All of the coolers have been installed with standard fan configurations and the fan settings are managed via the motherboard, which is an ASRock Z390 Phantom Gaming 7. The CPU is an Intel i7-8700K at stock settings.
The same Corsair TM30 thermal paste has been used across the board, which eliminates this as a possible variable.
On the results, which can be seen below, we see something that might surprise some people. It is quite often presumed that water cooling is the superior cooling solution. The results listed below, however, challenges this presumption quite severely.
The winner of this test is Noctua, which certainly manages to live up to its reputation as one of the best air coolers on the market. Not even Corsair’s high end 360 mm water cooler manages to beat the Noctua cooler, which actually also managed to do the job more silently than Corsair.
If we look at the rest of the graph, we do, however, see that it is the water cooling solutions that claim the 2nd to 4th place. So they are certainly keeping up. It’s interesting to note, though, that the Corsair 120 mm H80i just barely manages to stay ahead of the much cheaper Cooler Master Hyper 212 Black. If you recall, the price of the Hyper 212 is $39 against the H80i’s pricing of $79.99. Essentially, you pay twice as much for a similar performance output. It’s quite apparent, then, where the most value is to be found.
In terms of performance, the conclusion has to be that one shouldn’t ever underestimate the potential of an air cooler. The price to performance ratio is clearly in favor of air cooling over water cooling. If we on top of that add some of the benefits that we mentioned in the beginning of this article, then you can make a strong case in favor of air cooling being the cheapest, best and most accessible cooling solution that is also easier to maintain in the long run.
The test that we’ve performed here certainly puts the solutions to their maximum capacity, and Prime95 certainly punishes the system way more than the far majority of applications and games ever will. As such, it definitely does not represent your average use case, but it helps paint a picture of how well each solution performs relative to each other.
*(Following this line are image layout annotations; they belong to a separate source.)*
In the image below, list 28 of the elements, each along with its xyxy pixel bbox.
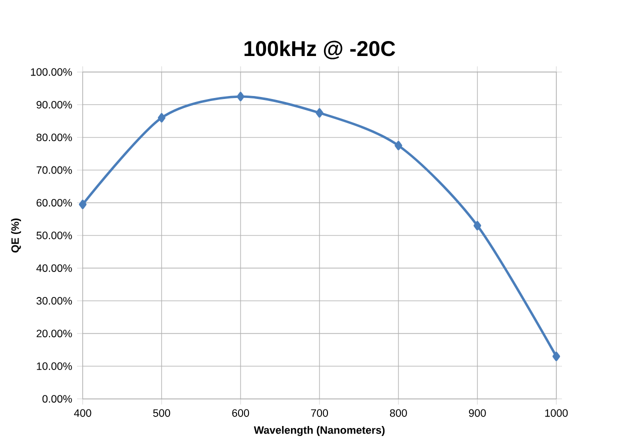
y-tick-label: 60.00% <box>36 199 72 207</box>
point <box>316 108 324 118</box>
x-tick-label: 700 <box>311 410 328 418</box>
y-tick-label: 40.00% <box>36 264 72 272</box>
point <box>78 200 87 210</box>
y-tick-label: 50.00% <box>36 232 72 240</box>
x-tick-label: 900 <box>468 410 486 418</box>
y-tick-label: 70.00% <box>36 166 72 174</box>
y-axis-title: QE (%) <box>11 218 22 253</box>
x-tick-label: 600 <box>232 410 250 418</box>
x-axis-title: Wavelength (Nanometers) <box>254 426 385 436</box>
y-tick-label: 100.00% <box>30 68 72 76</box>
y-tick-label: 90.00% <box>36 101 72 109</box>
point <box>552 352 560 362</box>
point <box>236 92 244 102</box>
y-tick-label: 30.00% <box>36 297 72 305</box>
y-tick-label: 10.00% <box>36 362 72 370</box>
x-tick-label: 1000 <box>545 410 568 418</box>
x-tick-label: 400 <box>74 410 92 418</box>
point <box>474 221 482 231</box>
y-tick-label: 0.00% <box>42 395 72 403</box>
y-tick-label: 80.00% <box>36 134 72 142</box>
y-tick-label: 20.00% <box>36 330 72 338</box>
x-tick-label: 800 <box>390 410 407 418</box>
chart-title: 100kHz @ -20C <box>244 40 396 60</box>
x-tick-label: 500 <box>153 410 170 418</box>
point <box>394 141 402 150</box>
point <box>158 113 166 123</box>
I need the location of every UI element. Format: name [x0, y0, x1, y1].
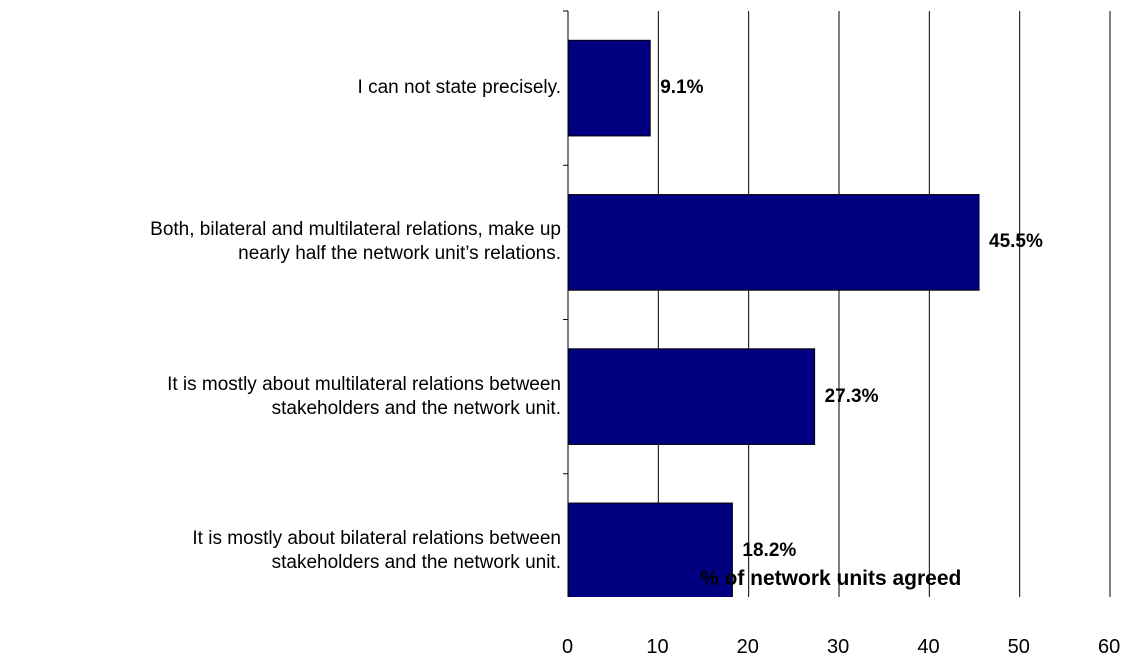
- x-tick-label: 0: [562, 636, 574, 658]
- x-axis-title: % of network units agreed: [700, 567, 962, 590]
- bar: [567, 39, 651, 137]
- bar: [567, 348, 816, 445]
- chart: 9.1% I can not state precisely. 45.5% Both,…: [150, 10, 1120, 658]
- data-label: 18.2%: [742, 539, 797, 561]
- x-tick-label: 40: [917, 636, 940, 658]
- data-label: 45.5%: [989, 231, 1043, 253]
- x-tick-label: 60: [1098, 636, 1121, 658]
- category-label: It is mostly about bilateral relations b…: [192, 527, 561, 573]
- category-label: Both, bilateral and multilateral relatio…: [150, 219, 561, 265]
- x-tick-label: 10: [646, 636, 669, 658]
- category-label: I can not state precisely.: [357, 77, 561, 99]
- x-tick-label: 50: [1007, 636, 1030, 658]
- x-tick-label: 30: [827, 636, 850, 658]
- data-label: 9.1%: [660, 77, 704, 99]
- category-label: It is mostly about multilateral relation…: [167, 373, 561, 419]
- data-label: 27.3%: [824, 385, 879, 407]
- bar: [567, 194, 980, 291]
- x-tick-label: 20: [736, 636, 759, 658]
- bar: [567, 502, 733, 597]
- plot-area: [563, 10, 1111, 597]
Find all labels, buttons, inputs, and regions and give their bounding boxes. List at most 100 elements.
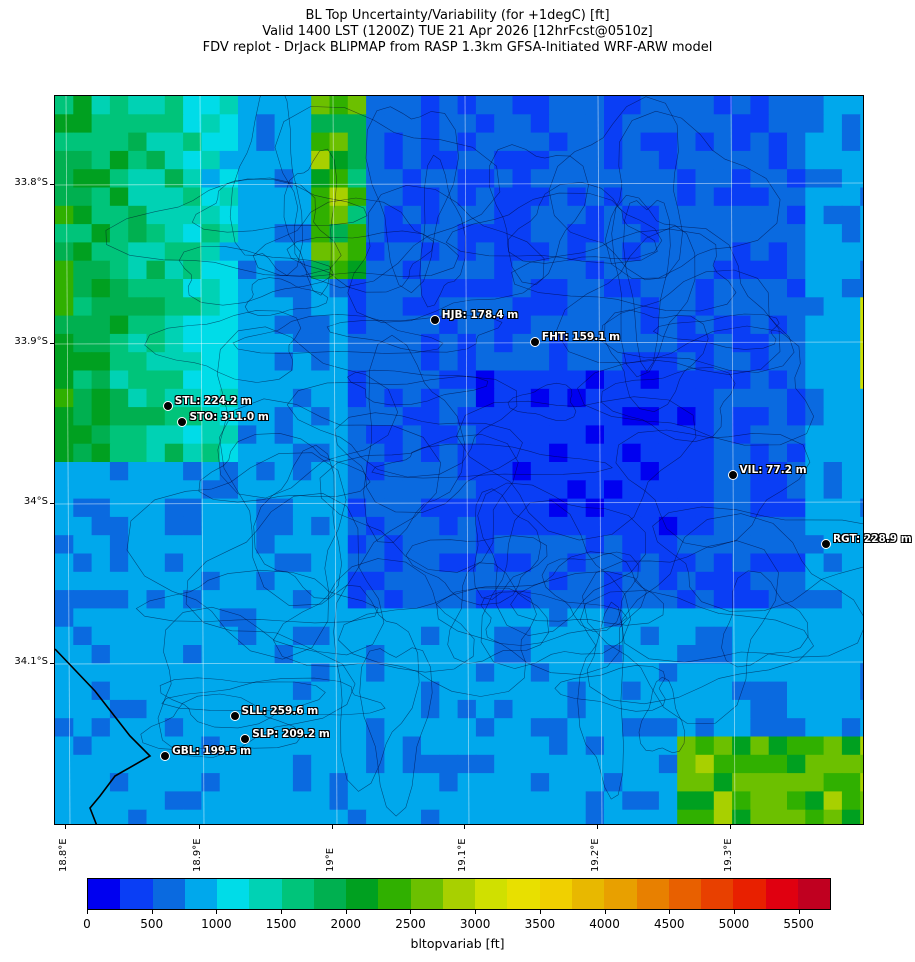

During normal gaming load, the measured temperature of the Corsair H150i Pro was merely 50 °C. To be frank, the other coolers that we’ve tested today would surely also be able to deliver quite satisfying cooling results under normal circumstances as long as the air flow of the case is reasonable.
Also, we do acknowledge the fact that there are other considerations present when it comes to picking a CPU cooler. It’s not all about raw performance. Practicality and looks also count, and as we mentioned earlier, this is where water coolers have an advantage. It simply looks better. In our view, the Corsair H150i Pro RGB certainly looks better than the beige/brown monstrosity from Noctua - despite its fantastic performance.
This is also why we often find ourselves opting for an AIO solution when we build systems, and we find the aesthetic argument a fair and valid one.
You need to be aware of the pros and cons that come with each cooling solution and if you were under the impression that water cooling is the default winner in terms of cooling performance then, based on today’s results, it’s safe to say that it’s definitely not as simple as that.